The Relief in the faces of the two souls were clearly visible.
“How about Safiath Beevi, House No. 50?” they continued, trying to complete the details of as many houses as possible without having to walkaround.
“She has lot of goats. I don’t the correct number, more than six or seven I believe. If you need the right number, you better visit her house.” That was more than what they expected.
“that’s OK, we will manage” They could not demand more.
“There is one Bhageer. House No. 22”
“They disposed their property two-three years back and moved out. There is no one living in that house now”

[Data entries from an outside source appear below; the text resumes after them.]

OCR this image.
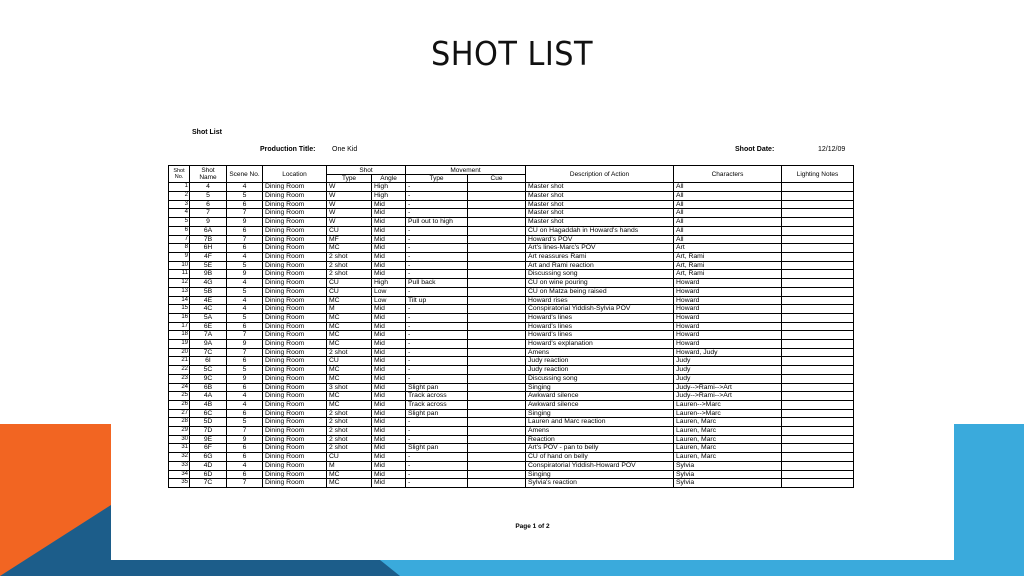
SHOT LIST
Shot List
Production Title: One Kid	Shoot Date:	12/12/09
Shot No.	Shot Name	Scene No.	Location	Shot		Movement		Description of Action	Characters	Lighting Notes
				Type	Angle	Type	Cue			
1	4	4	Dining Room	W	High	-		Master shot	All	
2	5	5	Dining Room	W	High	-		Master shot	All	
3	6	6	Dining Room	W	Mid	-		Master shot	All	
4	7	7	Dining Room	W	Mid	-		Master shot	All	
5	9	9	Dining Room	W	Mid	Pull out to high		Master shot	All	
6	6A	6	Dining Room	CU	Mid	-		CU on Hagaddah in Howard's hands	All	
7	7B	7	Dining Room	MF	Mid	-		Howard's POV	All	
8	6H	6	Dining Room	MC	Mid	-		Art's lines-Marc's POV	Art	
9	4F	4	Dining Room	2 shot	Mid	-		Art reassures Rami	Art, Rami	
10	5E	5	Dining Room	2 shot	Mid	-		Art and Rami reaction	Art, Rami	
11	9B	9	Dining Room	2 shot	Mid	-		Discussing song	Art, Rami	
12	4G	4	Dining Room	CU	High	Pull back		CU on wine pouring	Howard	
13	5B	5	Dining Room	CU	Low	-		CU on Matza being raised	Howard	
14	4E	4	Dining Room	MC	Low	Tilt up		Howard rises	Howard	
15	4C	4	Dining Room	M	Mid	-		Conspiratorial Yiddish-Sylvia POV	Howard	
16	5A	5	Dining Room	MC	Mid	-		Howard's lines	Howard	
17	6E	6	Dining Room	MC	Mid	-		Howard's lines	Howard	
18	7A	7	Dining Room	MC	Mid	-		Howard's lines	Howard	
19	9A	9	Dining Room	MC	Mid	-		Howard's explanation	Howard	
20	7C	7	Dining Room	2 shot	Mid	-		Amens	Howard, Judy	
21	6I	6	Dining Room	CU	Mid	-		Judy reaction	Judy	
22	5C	5	Dining Room	MC	Mid	-		Judy reaction	Judy	
23	9C	9	Dining Room	MC	Mid	-		Discussing song	Judy	
24	6B	6	Dining Room	3 shot	Mid	Slight pan		Singing	Judy-->Rami-->Art	
25	4A	4	Dining Room	MC	Mid	Track across		Awkward silence	Judy-->Rami-->Art	
26	4B	4	Dining Room	MC	Mid	Track across		Awkward silence	Lauren-->Marc	
27	6C	6	Dining Room	2 shot	Mid	Slight pan		Singing	Lauren-->Marc	
28	5D	5	Dining Room	2 shot	Mid	-		Lauren and Marc reaction	Lauren, Marc	
29	7D	7	Dining Room	2 shot	Mid	-		Amens	Lauren, Marc	
30	9E	9	Dining Room	2 shot	Mid	-		Reaction	Lauren, Marc	
31	6F	6	Dining Room	2 shot	Mid	Slight pan		Art's POV - pan to belly	Lauren, Marc	
32	6G	6	Dining Room	CU	Mid	-		CU of hand on belly	Lauren, Marc	
33	4D	4	Dining Room	M	Mid	-		Conspiratorial Yiddish-Howard POV	Sylvia	
34	6D	6	Dining Room	MC	Mid	-		Singing	Sylvia	
35	7C	7	Dining Room	MC	Mid	-		Sylvia's reaction	Sylvia	
Page 1 of 2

“But is the house there?”. They just wanted an account.
“The people who bought the house are not staying there and the house is in complete ruins. Is it not an updated list?” Amma knew so much. I realized that I knew very few villages, immediate neighbours and a few others.
“The list would have been prepared around five years back. It is not updated very often”
“Then, do you account for such households?” Amma enquired.
“ Hmm…sometime yes”. They gave a vague and unsure reply. “No one verifies the list”
“Last one. Joseph Vadakkepura, house no. 64” They has almost completed their day’s work.
“Ohh…That one is a little far, on the other side of the hill that you over there.” Amma pointed to a direction.
“That’s’ where we started off with house no. 1, right?” The two looked at each other.
“You might have. The wards are divided not for the convenience of people like you. It is based on the number of votes each political party gets to making sure they win in the local elections.” Amma clarified.
“Walking all the way there in the hot sun again is tough, what we have is more than enough.” The irritation of walking around in the hot sun was clearly visible in their faces. Happy with the information they got, they walked away thanking Amma for all the details.
I had heard that they were paid based on the number of houses they covered. If they visit one house, they would get the details of another ten houses as most of the ladies in the village were not too different from Amma. They knew the village well.
Covering twenty houses a day would mean, they can get the details of about two hundred house. Five rupees a house meant a thousand rupees a day, five hundred each. With more than twenty wards in the village, I did some basic math in mind and realized the way government systems worked. But for these Aangad Vadi teachers, as they say, make the hay while the sun shines.